HOW WE HELP

SUPPORT

Who provides the support?

Postgraduate students training to become barristers at The Inns of Court College of Advocacy (ICCA) are given training on the law of school exclusions and disability discrimination by Tom Ogg and Mathew Purchase, the barrister directors, who have expertise in each of these fields. Each student is then assigned to a barrister mentor at 11KBW or Matrix Chambers. These practitioners, ranging from KCs to more junior practitioners, are all people with extensive experience of running education cases.


These students volunteers are managed by a team of dedicated ICCA staff and student directors who are responsible for the day-to-day running of the project’s cases.

What happens when I contact the project?

When a parent whose child faces permanent exclusion from school contacts the Project, a student director has an initial discussion to ensure that the case is one that the Project can take on. If the case is one within the Project’s remit, the parent is assigned a student representative who prepares and conducts the appeal on their behalf. Approximately 75-80% of our cases involve children with special educational needs.


The student representative will then appear on behalf of the parent before the appropriate decision-making body: the governing body of the school, before the Independent Review Panel (IRP).

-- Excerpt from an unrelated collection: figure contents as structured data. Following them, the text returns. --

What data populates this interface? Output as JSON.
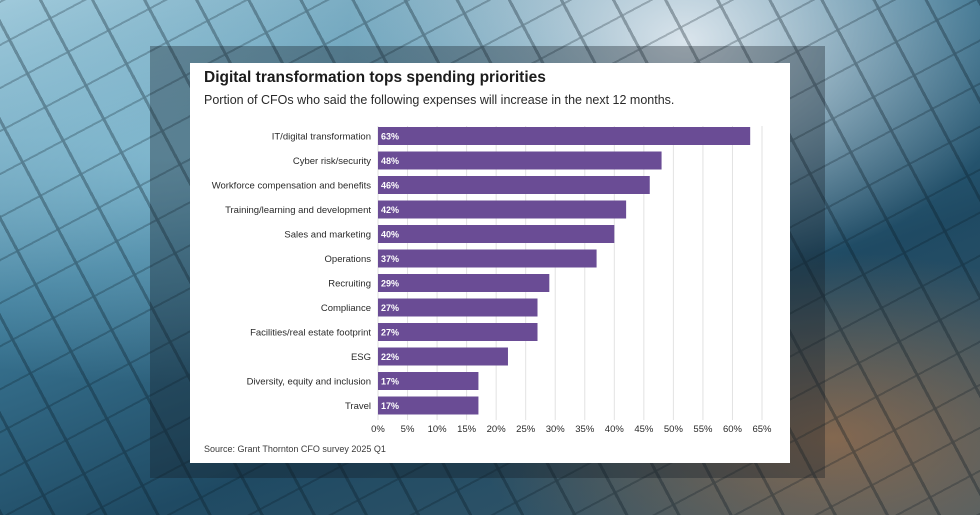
{
  "chart_data": {
    "type": "bar",
    "orientation": "horizontal",
    "title": "Digital transformation tops spending priorities",
    "subtitle": "Portion of CFOs who said the following expenses will increase in the next 12 months.",
    "categories": [
      "IT/digital transformation",
      "Cyber risk/security",
      "Workforce compensation and benefits",
      "Training/learning and development",
      "Sales and marketing",
      "Operations",
      "Recruiting",
      "Compliance",
      "Facilities/real estate footprint",
      "ESG",
      "Diversity, equity and inclusion",
      "Travel"
    ],
    "values": [
      63,
      48,
      46,
      42,
      40,
      37,
      29,
      27,
      27,
      22,
      17,
      17
    ],
    "value_labels": [
      "63%",
      "48%",
      "46%",
      "42%",
      "40%",
      "37%",
      "29%",
      "27%",
      "27%",
      "22%",
      "17%",
      "17%"
    ],
    "xlim": [
      0,
      65
    ],
    "xticks": [
      0,
      5,
      10,
      15,
      20,
      25,
      30,
      35,
      40,
      45,
      50,
      55,
      60,
      65
    ],
    "xtick_labels": [
      "0%",
      "5%",
      "10%",
      "15%",
      "20%",
      "25%",
      "30%",
      "35%",
      "40%",
      "45%",
      "50%",
      "55%",
      "60%",
      "65%"
    ],
    "xlabel": "",
    "ylabel": "",
    "grid": true,
    "bar_color": "#6a4c95",
    "source": "Source: Grant Thornton CFO survey 2025 Q1"
  }
}
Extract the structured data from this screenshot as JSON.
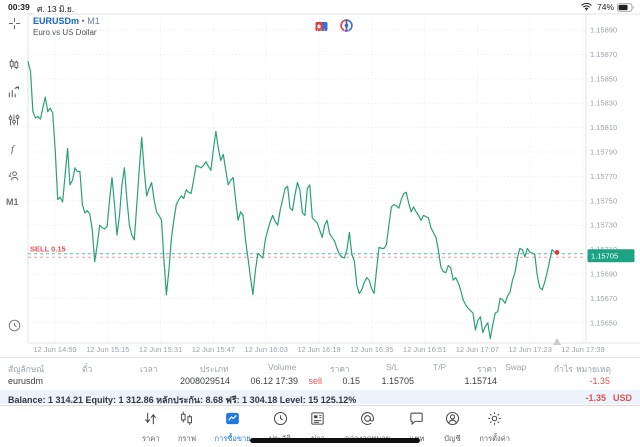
{
  "status_bar": {
    "time": "00:39",
    "date": "ศ. 13 มิ.ย.",
    "battery": "74%"
  },
  "chart_header": {
    "symbol": "EURUSDm",
    "separator": "•",
    "timeframe": "M1",
    "description": "Euro vs US Dollar"
  },
  "sidebar": {
    "timeframe": "M1",
    "tools": [
      "crosshair",
      "candlesticks",
      "indicators",
      "objects-sliders",
      "function",
      "rotate-person",
      "clock"
    ]
  },
  "chart_data": {
    "type": "line",
    "title": "EURUSDm M1 Euro vs US Dollar",
    "line_color": "#2aa077",
    "grid": true,
    "legend_position": "none",
    "y_ticks": [
      "1.15890",
      "1.15870",
      "1.15850",
      "1.15830",
      "1.15810",
      "1.15790",
      "1.15770",
      "1.15750",
      "1.15730",
      "1.15710",
      "1.15690",
      "1.15670",
      "1.15650"
    ],
    "ylim": [
      1.1565,
      1.1589
    ],
    "x_ticks": [
      "12 Jun 14:59",
      "12 Jun 15:15",
      "12 Jun 15:31",
      "12 Jun 15:47",
      "12 Jun 16:03",
      "12 Jun 16:19",
      "12 Jun 16:35",
      "12 Jun 16:51",
      "12 Jun 17:07",
      "12 Jun 17:23",
      "12 Jun 17:39"
    ],
    "sell_line": {
      "label": "SELL 0.15",
      "price": 1.15705,
      "color": "#e05252"
    },
    "current_price": {
      "label": "1.15705",
      "price": 1.15705,
      "tag_color": "#1ba383"
    },
    "values": [
      1.15864,
      1.15856,
      1.15823,
      1.15818,
      1.15819,
      1.15817,
      1.15826,
      1.15835,
      1.15823,
      1.15826,
      1.15822,
      1.15792,
      1.15751,
      1.15753,
      1.15749,
      1.15771,
      1.15793,
      1.15763,
      1.15767,
      1.15777,
      1.15774,
      1.15774,
      1.15747,
      1.1574,
      1.15742,
      1.15739,
      1.15726,
      1.157,
      1.15714,
      1.1573,
      1.15728,
      1.15727,
      1.15729,
      1.15751,
      1.15769,
      1.15747,
      1.15722,
      1.15738,
      1.15763,
      1.15777,
      1.15751,
      1.1573,
      1.15722,
      1.15718,
      1.15747,
      1.15775,
      1.15802,
      1.15775,
      1.15754,
      1.1576,
      1.15765,
      1.15751,
      1.15741,
      1.15738,
      1.15734,
      1.15701,
      1.15673,
      1.15693,
      1.15719,
      1.15734,
      1.15747,
      1.15751,
      1.15754,
      1.15752,
      1.15759,
      1.15757,
      1.15756,
      1.15767,
      1.15779,
      1.15778,
      1.15777,
      1.15779,
      1.15782,
      1.15778,
      1.15775,
      1.15792,
      1.15807,
      1.15793,
      1.15783,
      1.15788,
      1.15775,
      1.15763,
      1.15767,
      1.15769,
      1.15751,
      1.15734,
      1.15741,
      1.15738,
      1.15718,
      1.15703,
      1.15687,
      1.15673,
      1.15693,
      1.15707,
      1.15705,
      1.15703,
      1.15718,
      1.15726,
      1.15733,
      1.15738,
      1.15733,
      1.1573,
      1.15742,
      1.15751,
      1.1576,
      1.15762,
      1.15744,
      1.15742,
      1.15755,
      1.15765,
      1.15759,
      1.1574,
      1.15738,
      1.1576,
      1.15763,
      1.15736,
      1.15734,
      1.15732,
      1.15726,
      1.1572,
      1.1573,
      1.15734,
      1.15723,
      1.1572,
      1.15717,
      1.15711,
      1.15706,
      1.15704,
      1.15703,
      1.1571,
      1.15724,
      1.15706,
      1.15701,
      1.15681,
      1.15674,
      1.15677,
      1.15683,
      1.15687,
      1.15685,
      1.15678,
      1.15674,
      1.15693,
      1.15712,
      1.15711,
      1.15711,
      1.15714,
      1.1573,
      1.15745,
      1.15747,
      1.15746,
      1.15744,
      1.15751,
      1.15756,
      1.15757,
      1.15748,
      1.15741,
      1.15745,
      1.15741,
      1.15738,
      1.15734,
      1.15738,
      1.15737,
      1.15736,
      1.15728,
      1.15724,
      1.1572,
      1.1571,
      1.15696,
      1.15692,
      1.15691,
      1.15697,
      1.15695,
      1.15685,
      1.15687,
      1.15683,
      1.15677,
      1.15669,
      1.15665,
      1.15662,
      1.1566,
      1.15658,
      1.15644,
      1.15652,
      1.15655,
      1.15642,
      1.15647,
      1.1565,
      1.15637,
      1.15648,
      1.15658,
      1.15659,
      1.1567,
      1.15669,
      1.15666,
      1.15672,
      1.15675,
      1.15685,
      1.15691,
      1.15703,
      1.15711,
      1.1571,
      1.15704,
      1.15711,
      1.15708,
      1.15707,
      1.15706,
      1.15689,
      1.15679,
      1.15677,
      1.15683,
      1.15691,
      1.15701,
      1.1571,
      1.15708,
      1.15706
    ]
  },
  "positions_table": {
    "headers": [
      "สัญลักษณ์",
      "ตั๋ว",
      "เวลา",
      "ประเภท",
      "Volume",
      "ราคา",
      "S/L",
      "T/P",
      "ราคา",
      "Swap",
      "กำไร",
      "หมายเหตุ"
    ],
    "row": {
      "symbol": "eurusdm",
      "ticket": "2008029514",
      "time": "06.12 17:39",
      "type": "sell",
      "volume": "0.15",
      "price_open": "1.15705",
      "sl": "",
      "tp": "",
      "price_current": "1.15714",
      "swap": "",
      "profit": "-1.35",
      "comment": ""
    }
  },
  "account_bar": {
    "summary": "Balance: 1 314.21 Equity: 1 312.86 หลักประกัน: 8.68 ฟรี: 1 304.18 Level: 15 125.12%",
    "profit": "-1.35",
    "currency": "USD"
  },
  "nav": {
    "items": [
      {
        "label": "ราคา",
        "icon": "quotes-arrows"
      },
      {
        "label": "กราฟ",
        "icon": "chart-candles"
      },
      {
        "label": "การซื้อขาย",
        "icon": "trade-chart",
        "active": true
      },
      {
        "label": "ประวัติ",
        "icon": "history-clock"
      },
      {
        "label": "ข่าว",
        "icon": "news-doc"
      },
      {
        "label": "กล่องจดหมาย",
        "icon": "mailbox-at"
      },
      {
        "label": "แชท",
        "icon": "chat-bubble"
      },
      {
        "label": "บัญชี",
        "icon": "account-person"
      },
      {
        "label": "การตั้งค่า",
        "icon": "settings-gear"
      }
    ]
  },
  "colors": {
    "accent_teal": "#1ba383",
    "sell_red": "#e05252",
    "symbol_blue": "#1565c0",
    "nav_active": "#1f7ae0"
  }
}
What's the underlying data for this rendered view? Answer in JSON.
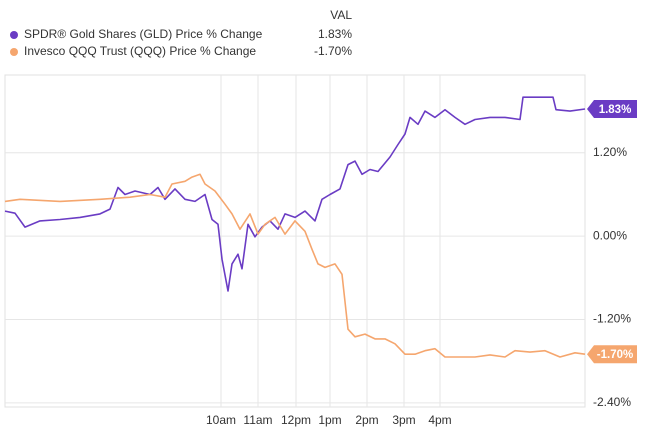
{
  "chart_data": {
    "type": "line",
    "legend_header": "VAL",
    "xlim": [
      0,
      116
    ],
    "xticks": [
      {
        "value": 43.2,
        "label": "10am"
      },
      {
        "value": 50.6,
        "label": "11am"
      },
      {
        "value": 58.2,
        "label": "12pm"
      },
      {
        "value": 65,
        "label": "1pm"
      },
      {
        "value": 72.4,
        "label": "2pm"
      },
      {
        "value": 79.8,
        "label": "3pm"
      },
      {
        "value": 87,
        "label": "4pm"
      }
    ],
    "ylim": [
      -2.46,
      2.32
    ],
    "yticks": [
      {
        "value": 1.2,
        "label": "1.20%"
      },
      {
        "value": 0,
        "label": "0.00%"
      },
      {
        "value": -1.2,
        "label": "-1.20%"
      },
      {
        "value": -2.4,
        "label": "-2.40%"
      }
    ],
    "grid": true,
    "series": [
      {
        "name": "SPDR® Gold Shares (GLD) Price % Change",
        "color": "#6a3cc4",
        "legend_value": "1.83%",
        "x": [
          0,
          2,
          4,
          7,
          11,
          15,
          19,
          21,
          22.6,
          24,
          26,
          29,
          30.6,
          32,
          34,
          36,
          38,
          40,
          41.4,
          42.6,
          43.4,
          44.6,
          45.4,
          46.6,
          47.4,
          48.6,
          50,
          51.4,
          53,
          54.6,
          56,
          58,
          60,
          62,
          63.4,
          65,
          67,
          68.6,
          70,
          71.4,
          73,
          74.6,
          77,
          78.6,
          80,
          81,
          82.6,
          84,
          86,
          88,
          90,
          92,
          94,
          97,
          100,
          103,
          103.6,
          109.6,
          110.2,
          113,
          116
        ],
        "values": [
          0.36,
          0.33,
          0.13,
          0.22,
          0.24,
          0.27,
          0.32,
          0.39,
          0.7,
          0.6,
          0.65,
          0.6,
          0.7,
          0.53,
          0.68,
          0.53,
          0.5,
          0.6,
          0.24,
          0.17,
          -0.33,
          -0.79,
          -0.4,
          -0.26,
          -0.47,
          0.17,
          -0.01,
          0.13,
          0.22,
          0.1,
          0.32,
          0.27,
          0.36,
          0.22,
          0.53,
          0.6,
          0.68,
          1.03,
          1.08,
          0.89,
          0.96,
          0.93,
          1.14,
          1.32,
          1.47,
          1.71,
          1.61,
          1.8,
          1.71,
          1.82,
          1.71,
          1.61,
          1.68,
          1.71,
          1.71,
          1.68,
          2.0,
          2.0,
          1.82,
          1.8,
          1.83
        ]
      },
      {
        "name": "Invesco QQQ Trust (QQQ) Price % Change",
        "color": "#f5a66e",
        "legend_value": "-1.70%",
        "x": [
          0,
          3,
          11,
          19,
          25,
          29,
          32,
          33.4,
          36,
          37.4,
          39,
          40,
          42,
          44,
          45.4,
          47,
          49,
          50.6,
          52,
          54,
          56,
          58,
          60,
          61.4,
          62.6,
          64,
          66,
          67.4,
          68.6,
          70,
          72,
          74,
          76,
          78,
          80,
          82,
          84,
          86,
          88,
          91,
          94,
          97,
          100,
          102,
          105,
          108,
          111,
          114,
          116
        ],
        "values": [
          0.5,
          0.53,
          0.5,
          0.53,
          0.56,
          0.6,
          0.56,
          0.75,
          0.79,
          0.85,
          0.89,
          0.75,
          0.65,
          0.46,
          0.32,
          0.1,
          0.32,
          0.03,
          0.17,
          0.27,
          0.03,
          0.22,
          0.07,
          -0.19,
          -0.4,
          -0.45,
          -0.4,
          -0.55,
          -1.34,
          -1.45,
          -1.41,
          -1.48,
          -1.48,
          -1.55,
          -1.7,
          -1.7,
          -1.65,
          -1.62,
          -1.74,
          -1.74,
          -1.74,
          -1.71,
          -1.74,
          -1.65,
          -1.67,
          -1.65,
          -1.74,
          -1.68,
          -1.7
        ]
      }
    ]
  }
}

Since Sarah Hannett KC started the Project in September 2011, it has provided assistance to over 250 parents whose children face exclusion. Over half of these are children who are disabled and/or have special educational needs. Given the catastrophic effect of a school exclusion on a child’s education and on their life chances, the impact on each child whose unlawful exclusion was removed from their school record is highly significant.